Si les dauphins “aiment” se donner en spectacle, c’est loin d’être le cas dans les cirques ambulants, lesquels font l’objet de plus en plus de critiques en Asie Centrale. Dernier cas en date : celui d’un delphinarium ravivant le débat au Kirghizstan sur la cruauté envers les animaux.
Un dauphin bondit hors de l’eau pour marquer un panier de basket-ball sous les cris de Kirghizs aux anges. Pourtant, l’arrivée de ce delphinarium russe à Bichkek ravive aussi les critiques contre ces spectacles itinérants très appréciés en Asie Centrale mais dont les animaux font les frais. Avant la venue du cirque ambulant dans la capitale du Kirghizstan, 1,500 personnes ont signé une pétition demandant au président Almazbek Atambaïev d’interdire ces attractions. Plusieurs manifestations se sont même déroulées dans les rues du pays le plus libre d’Asie centrale, les participants brandissant des pancartes avec des dauphins en larmes.

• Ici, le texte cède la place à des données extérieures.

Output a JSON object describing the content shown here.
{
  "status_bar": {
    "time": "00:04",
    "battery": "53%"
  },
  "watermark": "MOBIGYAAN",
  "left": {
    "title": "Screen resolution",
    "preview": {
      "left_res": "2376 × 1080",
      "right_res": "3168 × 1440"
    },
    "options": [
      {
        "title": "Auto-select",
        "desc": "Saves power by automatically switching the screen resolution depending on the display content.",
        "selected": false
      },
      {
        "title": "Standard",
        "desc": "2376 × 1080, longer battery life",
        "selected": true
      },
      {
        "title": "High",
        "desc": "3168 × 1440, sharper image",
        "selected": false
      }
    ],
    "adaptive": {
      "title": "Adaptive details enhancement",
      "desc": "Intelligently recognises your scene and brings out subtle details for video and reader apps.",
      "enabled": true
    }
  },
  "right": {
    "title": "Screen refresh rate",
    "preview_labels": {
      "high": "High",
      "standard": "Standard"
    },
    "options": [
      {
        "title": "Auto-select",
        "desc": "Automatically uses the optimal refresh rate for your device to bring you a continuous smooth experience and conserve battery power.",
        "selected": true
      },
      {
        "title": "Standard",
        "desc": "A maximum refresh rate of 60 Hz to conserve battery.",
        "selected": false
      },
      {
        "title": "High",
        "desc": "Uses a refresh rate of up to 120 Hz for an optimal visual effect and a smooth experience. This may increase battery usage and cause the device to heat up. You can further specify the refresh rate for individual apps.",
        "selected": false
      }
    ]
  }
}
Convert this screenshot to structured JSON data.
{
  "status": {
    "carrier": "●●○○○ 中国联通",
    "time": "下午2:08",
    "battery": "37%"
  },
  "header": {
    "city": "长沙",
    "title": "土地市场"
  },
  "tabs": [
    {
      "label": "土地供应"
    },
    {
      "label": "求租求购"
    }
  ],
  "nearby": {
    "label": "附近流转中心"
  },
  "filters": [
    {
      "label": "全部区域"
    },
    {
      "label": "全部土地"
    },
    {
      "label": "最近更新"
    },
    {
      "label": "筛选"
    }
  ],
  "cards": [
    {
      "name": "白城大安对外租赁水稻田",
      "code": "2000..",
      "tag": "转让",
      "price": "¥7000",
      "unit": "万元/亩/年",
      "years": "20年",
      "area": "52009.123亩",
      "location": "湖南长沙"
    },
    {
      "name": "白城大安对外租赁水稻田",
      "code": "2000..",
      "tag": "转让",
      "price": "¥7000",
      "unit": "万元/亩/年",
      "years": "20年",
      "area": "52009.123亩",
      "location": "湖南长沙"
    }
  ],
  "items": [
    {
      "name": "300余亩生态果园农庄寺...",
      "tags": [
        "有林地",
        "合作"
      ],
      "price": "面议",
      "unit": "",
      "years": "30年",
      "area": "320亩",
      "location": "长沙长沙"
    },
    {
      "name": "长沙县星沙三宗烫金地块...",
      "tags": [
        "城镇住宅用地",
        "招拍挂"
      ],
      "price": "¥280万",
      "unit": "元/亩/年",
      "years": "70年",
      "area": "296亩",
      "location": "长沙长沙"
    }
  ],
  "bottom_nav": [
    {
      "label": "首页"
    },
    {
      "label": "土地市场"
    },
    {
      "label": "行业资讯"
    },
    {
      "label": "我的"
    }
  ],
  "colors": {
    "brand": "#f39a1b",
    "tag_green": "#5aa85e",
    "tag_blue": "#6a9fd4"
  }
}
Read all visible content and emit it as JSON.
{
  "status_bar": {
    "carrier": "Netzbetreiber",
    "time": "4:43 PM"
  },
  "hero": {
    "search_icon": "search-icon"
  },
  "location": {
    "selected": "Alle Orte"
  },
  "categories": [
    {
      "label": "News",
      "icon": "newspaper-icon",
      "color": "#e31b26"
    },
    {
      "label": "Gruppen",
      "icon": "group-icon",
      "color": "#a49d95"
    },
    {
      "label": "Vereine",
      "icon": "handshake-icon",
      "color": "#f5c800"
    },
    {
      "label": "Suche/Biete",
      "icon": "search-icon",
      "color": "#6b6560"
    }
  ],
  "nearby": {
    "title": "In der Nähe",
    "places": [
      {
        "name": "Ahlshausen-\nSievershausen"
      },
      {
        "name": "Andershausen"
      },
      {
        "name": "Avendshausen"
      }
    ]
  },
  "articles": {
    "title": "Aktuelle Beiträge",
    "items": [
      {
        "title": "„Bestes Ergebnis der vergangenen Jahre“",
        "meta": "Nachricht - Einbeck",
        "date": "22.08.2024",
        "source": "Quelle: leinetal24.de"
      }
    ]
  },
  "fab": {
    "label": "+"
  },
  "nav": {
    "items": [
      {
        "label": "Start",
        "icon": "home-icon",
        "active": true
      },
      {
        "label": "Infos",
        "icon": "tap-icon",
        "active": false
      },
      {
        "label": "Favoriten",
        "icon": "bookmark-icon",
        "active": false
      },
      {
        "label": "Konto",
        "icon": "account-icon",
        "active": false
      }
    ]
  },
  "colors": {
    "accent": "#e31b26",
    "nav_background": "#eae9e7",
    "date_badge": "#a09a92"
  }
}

Les accusations de cruauté envers les animaux ne sont pas une première au Kirghizstan. En 2011, les autorités de Bichkek avaient décidé d’abattre 10,000 chiens errants dans les rues de la capitale, s’attirant les foudres des défenseurs des animaux. Le gouvernement s’était alors justifié en expliquant que créer des abris pour ces chiens ou les stériliser aurait été trop coûteux pour le Kirghizstan, deuxième pays le plus pauvre de l’ex-URSS.
“Pourquoi ce cirque atterrit-il au Kirghizstan ? Parce qu’il ne peut aller nulle part ailleurs et que nous sommes un pays pauvre, avec des lois trop laxistes”, juge aujourd’hui Anna Kirilenko, de l’ONG écologiste BIOM. Les delphinariums ambulants sont interdits quasiment partout dans le monde mais ils restent populaires dans l’ex-URSS, malgré les nombreuses polémiques les accompagnant.